Bullying is a serious problem for many Australian students. Various types of bullying including violence, verbal or written abuse, sexual harassment, cyberbullying, discrimination and homophobia can have detrimental effects, physically and psychologically.
It is highly unfortunate and sad that in the worst case scenario bullying has been the cause of suicide.
The Victorian State Government has shown it takes the issue of bullying seriously, with the Minister of Education Martin Dixon recently launching the $4 million major anti-bullying campaign, Bully Stoppers.
With one student in every four having been experienced bullying, Dixon asked Victorian students to stand up for themselves and take action against bullying.
“Bullying has been shown to stop within 10 seconds when bystanders take positive action. It may be stepping in and saying something, supporting a friend or reporting bullying to a teacher – these can be powerful ways to change behaviour and say bullying is ‘not on’ for us in our school or in our community,” Mr Dixon said.
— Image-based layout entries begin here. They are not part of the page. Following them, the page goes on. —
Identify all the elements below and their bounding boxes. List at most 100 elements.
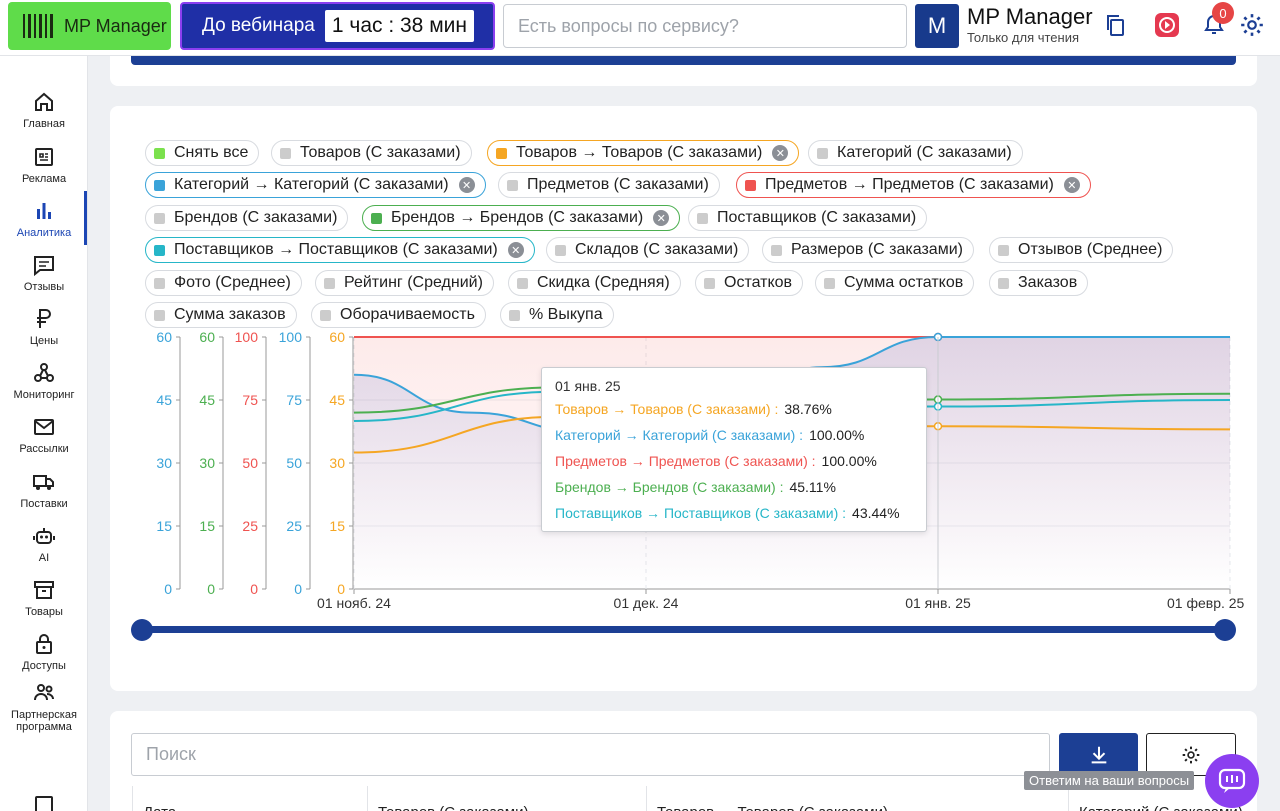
sidebar-item-label: Товары	[25, 606, 63, 618]
chip-label: Товаров (С заказами)	[300, 144, 461, 161]
sidebar-item-5[interactable]: Цены	[0, 307, 88, 347]
chip-remove-icon[interactable]: ✕	[458, 177, 475, 193]
sidebar-item-3[interactable]: Аналитика	[0, 199, 88, 239]
video-play-icon[interactable]	[1152, 10, 1182, 40]
range-handle-right[interactable]	[1214, 619, 1236, 641]
chip-color-swatch	[704, 277, 715, 289]
chip-label: Предметов (С заказами)	[527, 176, 709, 193]
chip-remove-icon[interactable]: ✕	[653, 210, 670, 226]
chip-color-swatch	[817, 147, 828, 159]
logo-button[interactable]: MP Manager	[8, 2, 171, 50]
series-chip[interactable]: Предметов (С заказами)	[498, 172, 720, 198]
series-chip[interactable]: Поставщиков → Поставщиков (С заказами) ✕	[145, 237, 535, 263]
tooltip-row: Категорий → Категорий (С заказами) : 100.…	[555, 427, 864, 443]
webinar-countdown[interactable]: До вебинара 1 час : 38 мин	[180, 2, 495, 50]
chip-remove-icon[interactable]: ✕	[772, 145, 789, 161]
series-chip[interactable]: Размеров (С заказами)	[762, 237, 974, 263]
user-role: Только для чтения	[967, 30, 1080, 45]
chip-color-swatch	[280, 147, 291, 159]
series-chip[interactable]: Фото (Среднее)	[145, 270, 302, 296]
table-column-header[interactable]: Дата	[132, 786, 368, 811]
chip-label: Брендов (С заказами)	[174, 209, 338, 226]
chip-color-swatch	[154, 212, 165, 224]
copy-icon[interactable]	[1101, 10, 1131, 40]
sidebar-item-10[interactable]: Товары	[0, 578, 88, 618]
series-chip[interactable]: Товаров (С заказами)	[271, 140, 472, 166]
chip-color-swatch	[507, 179, 518, 191]
series-chip[interactable]: Сумма заказов	[145, 302, 297, 328]
sidebar-item-label: Поставки	[20, 498, 68, 510]
series-chip[interactable]: Складов (С заказами)	[546, 237, 750, 263]
sidebar-item-8[interactable]: Поставки	[0, 470, 88, 510]
download-button[interactable]	[1059, 733, 1138, 776]
chip-color-swatch	[517, 277, 528, 289]
chart-tooltip: 01 янв. 25 Товаров → Товаров (С заказами…	[541, 367, 927, 532]
series-chip[interactable]: Предметов → Предметов (С заказами) ✕	[736, 172, 1091, 198]
sidebar-item-6[interactable]: Мониторинг	[0, 361, 88, 401]
truck-icon	[33, 475, 54, 490]
series-chip[interactable]: Поставщиков (С заказами)	[688, 205, 928, 231]
tooltip-series-name: Предметов → Предметов (С заказами) :	[555, 453, 816, 469]
series-chip[interactable]: Категорий → Категорий (С заказами) ✕	[145, 172, 486, 198]
help-tooltip: Ответим на ваши вопросы	[1024, 771, 1195, 790]
reviews-icon	[34, 256, 54, 277]
range-handle-left[interactable]	[131, 619, 153, 641]
chat-button[interactable]	[1205, 754, 1259, 808]
sidebar-item-7[interactable]: Рассылки	[0, 415, 88, 455]
gear-icon[interactable]	[1237, 10, 1267, 40]
chip-label: Товаров → Товаров (С заказами)	[516, 144, 763, 161]
table-column-header[interactable]: Товаров (С заказами)	[367, 786, 647, 811]
tooltip-value: 38.76%	[784, 401, 832, 417]
series-chip[interactable]: Оборачиваемость	[311, 302, 486, 328]
sidebar-item-9[interactable]: AI	[0, 524, 88, 564]
series-chip[interactable]: Брендов (С заказами)	[145, 205, 349, 231]
webinar-timer: 1 час : 38 мин	[324, 10, 474, 42]
series-chip[interactable]: Отзывов (Среднее)	[989, 237, 1174, 263]
sidebar-item-12[interactable]: Партнерская программа	[0, 681, 88, 733]
chip-label: Оборачиваемость	[340, 306, 475, 323]
tooltip-series-name: Поставщиков → Поставщиков (С заказами) :	[555, 505, 847, 521]
sidebar-item-1[interactable]: Главная	[0, 90, 88, 130]
ads-icon	[35, 148, 53, 166]
sidebar-item-2[interactable]: Реклама	[0, 145, 88, 185]
chip-label: Брендов → Брендов (С заказами)	[391, 209, 644, 226]
chip-remove-icon[interactable]: ✕	[1063, 177, 1080, 193]
tooltip-row: Товаров → Товаров (С заказами) : 38.76%	[555, 401, 832, 417]
series-chip[interactable]: % Выкупа	[500, 302, 614, 328]
sidebar-item-4[interactable]: Отзывы	[0, 253, 88, 293]
series-chip[interactable]: Рейтинг (Средний)	[315, 270, 494, 296]
chip-color-swatch	[771, 244, 782, 256]
chip-color-swatch	[745, 179, 756, 191]
table-search-input[interactable]: Поиск	[131, 733, 1050, 776]
table-settings-button[interactable]	[1146, 733, 1236, 776]
chip-color-swatch	[320, 309, 331, 321]
sidebar-item-more[interactable]	[0, 793, 88, 811]
chip-color-swatch	[998, 244, 1009, 256]
chip-color-swatch	[154, 244, 165, 256]
series-chip[interactable]: Сумма остатков	[815, 270, 975, 296]
series-chip[interactable]: Категорий (С заказами)	[808, 140, 1023, 166]
table-column-header[interactable]: Товаров → Товаров (С заказами)	[646, 786, 1068, 811]
series-chip[interactable]: Брендов → Брендов (С заказами) ✕	[362, 205, 681, 231]
series-chip[interactable]: Скидка (Средняя)	[508, 270, 681, 296]
series-chip[interactable]: Снять все	[145, 140, 260, 166]
chip-remove-icon[interactable]: ✕	[507, 242, 524, 258]
sidebar-item-label: Мониторинг	[13, 389, 75, 401]
avatar[interactable]: M	[915, 4, 959, 48]
series-chip[interactable]: Товаров → Товаров (С заказами) ✕	[487, 140, 800, 166]
support-search-input[interactable]: Есть вопросы по сервису?	[503, 4, 907, 48]
tooltip-series-name: Товаров → Товаров (С заказами) :	[555, 401, 779, 417]
series-chip[interactable]: Остатков	[695, 270, 804, 296]
chip-color-swatch	[697, 212, 708, 224]
column-header-label: Товаров → Товаров (С заказами)	[657, 804, 888, 811]
date-range-slider[interactable]	[142, 626, 1225, 633]
tooltip-value: 100.00%	[821, 453, 877, 469]
table-column-header[interactable]: Категорий (С заказами)	[1068, 786, 1257, 811]
sidebar-item-11[interactable]: Доступы	[0, 632, 88, 672]
robot-icon	[33, 528, 55, 544]
home-icon	[35, 92, 53, 111]
chat-icon	[1218, 768, 1246, 793]
box-icon	[34, 581, 54, 599]
chip-label: Сумма остатков	[844, 274, 964, 291]
series-chip[interactable]: Заказов	[989, 270, 1089, 296]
The Manager of the Alannah and Madeline Foundation’s National Centre Against Bullying (NCAB), Sandra Craig, says that Bully Stoppers is an excellent initiative because it’s been developed by high profile, well recognised researchers and academics.
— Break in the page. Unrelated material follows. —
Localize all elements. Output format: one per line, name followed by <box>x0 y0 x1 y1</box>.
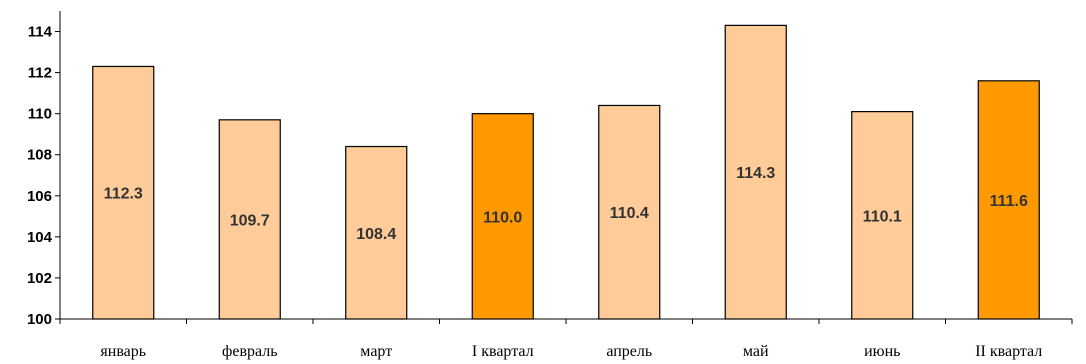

“It provides really consistent messages and it’s of tremendous support to principals, schools, teachers and there’s also excellent information for parents and kids. It’s terrific.”
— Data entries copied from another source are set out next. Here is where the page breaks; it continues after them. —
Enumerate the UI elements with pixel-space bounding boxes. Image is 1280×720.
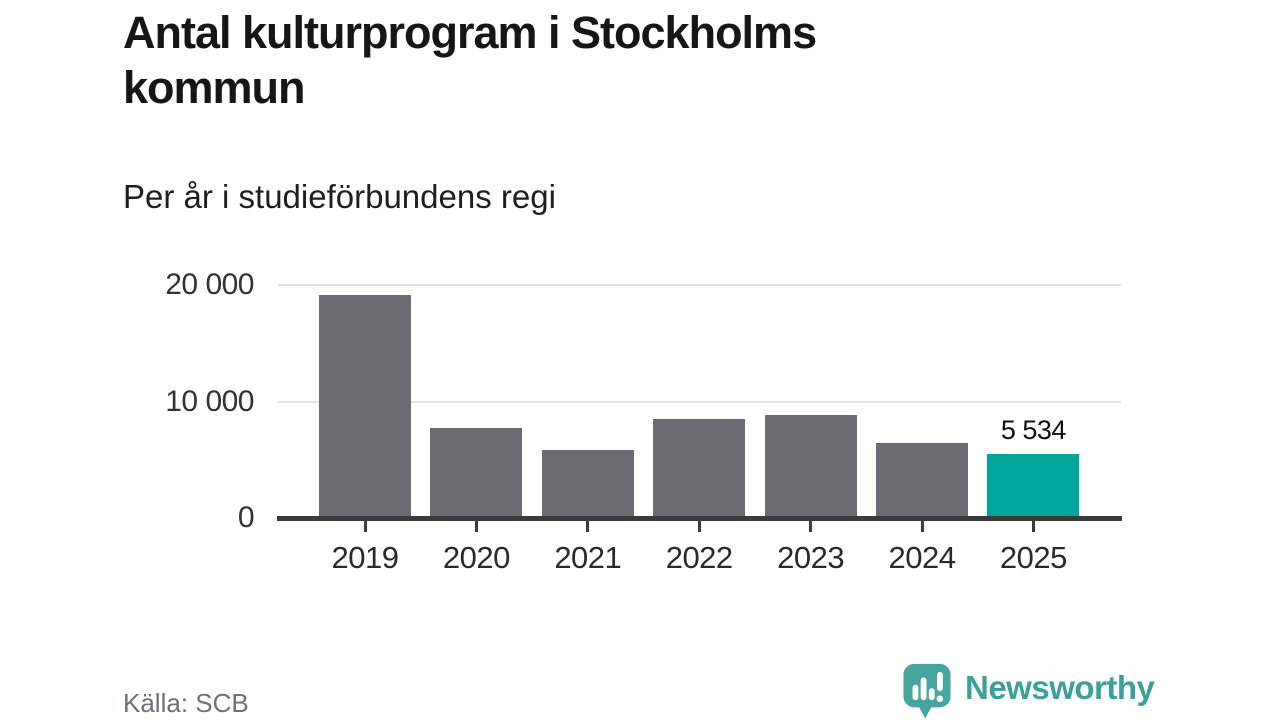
newsworthy-wordmark: Newsworthy bbox=[965, 669, 1155, 706]
gridline bbox=[278, 400, 1121, 403]
x-axis-tick bbox=[1031, 521, 1035, 532]
x-axis-tick bbox=[474, 521, 478, 532]
x-axis-tick bbox=[586, 521, 590, 532]
x-axis-tick bbox=[363, 521, 367, 532]
x-axis-line bbox=[277, 516, 1122, 521]
y-axis-label: 20 000 bbox=[165, 268, 254, 301]
x-axis-label: 2019 bbox=[331, 540, 399, 575]
bar-2023 bbox=[764, 415, 857, 518]
x-axis-tick bbox=[697, 521, 701, 532]
bar-2020 bbox=[430, 428, 523, 518]
gridline bbox=[278, 284, 1121, 286]
x-axis-tick bbox=[920, 521, 924, 532]
bar-2025 bbox=[987, 454, 1080, 518]
newsworthy-bubble-chart-icon bbox=[903, 663, 951, 719]
y-axis-label: 0 bbox=[237, 501, 255, 534]
bar-2019 bbox=[319, 295, 411, 518]
y-axis-label: 10 000 bbox=[165, 384, 254, 418]
chart-subtitle: Per år i studieförbundens regi bbox=[123, 178, 556, 215]
x-axis-label: 2023 bbox=[777, 540, 845, 575]
x-axis-tick bbox=[809, 521, 813, 532]
x-axis-label: 2022 bbox=[665, 540, 733, 575]
bar-2022 bbox=[653, 419, 746, 518]
source-label: Källa: SCB bbox=[123, 688, 249, 718]
x-axis-label: 2021 bbox=[554, 540, 622, 575]
x-axis-label: 2025 bbox=[999, 540, 1067, 575]
newsworthy-logo[interactable]: Newsworthy bbox=[900, 662, 1155, 720]
value-label: 5 534 bbox=[1000, 415, 1067, 445]
bar-2024 bbox=[876, 443, 968, 518]
bar-2021 bbox=[541, 450, 634, 518]
x-axis-label: 2024 bbox=[888, 540, 956, 575]
chart-title: Antal kulturprogram i Stockholms kommun bbox=[123, 7, 817, 113]
speech-bubble-shape bbox=[903, 663, 951, 719]
mini-bars-and-exclamation bbox=[912, 671, 944, 702]
x-axis-label: 2020 bbox=[442, 540, 510, 575]
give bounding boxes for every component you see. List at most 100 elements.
Craig says that we have to look at bullying as a human rights issue, as it’s everybody’s right to live in a safe and supportive environment.
“Bullying is harmful in both short-term and long-term. The ones who are worst affected or what research shows us are the ones who bully and are bullied have serious events looming for them.”
Schools participating in the Bully Stoppers campaign facilitate their students in becoming Bully Stoppers by signing a pledge to combat bullying, enabling students to take action if they hear or see anyone being bullied.
Bully Stoppers empowers parents, teachers and principals to work together in order to combat and prevent bullying in schools.
Participating schools will be provided with a comprehensive amount of resources comprising of fact sheets covering bullying, cybersafety and cyberbullying, online learning courses, podcasts and lesson plans which have been designed by anti-bullying experts.
Schools also have the opportunity to apply for a $5,000 Bully Stoppers grant fund which assists 200 schools to apply more emphasis on anti-bullying policies, working specifically on anti-bullying projects.
According to the Bully Stoppers website, anyone who is being bullied is encouraged to talk about it with someone – a parent, friend or teacher, keep a record of the bullying – writing what happened and telling the other person in a strong and confident voice that bullying is not acceptable.
Craig further adds that everyone should respect each other and take responsibility for their actions.
“Everybody has something to do against bullying and it’s everybody’s responsibility, so every person in an organisation in a school or family is responsible for preventing or stopping bullying.”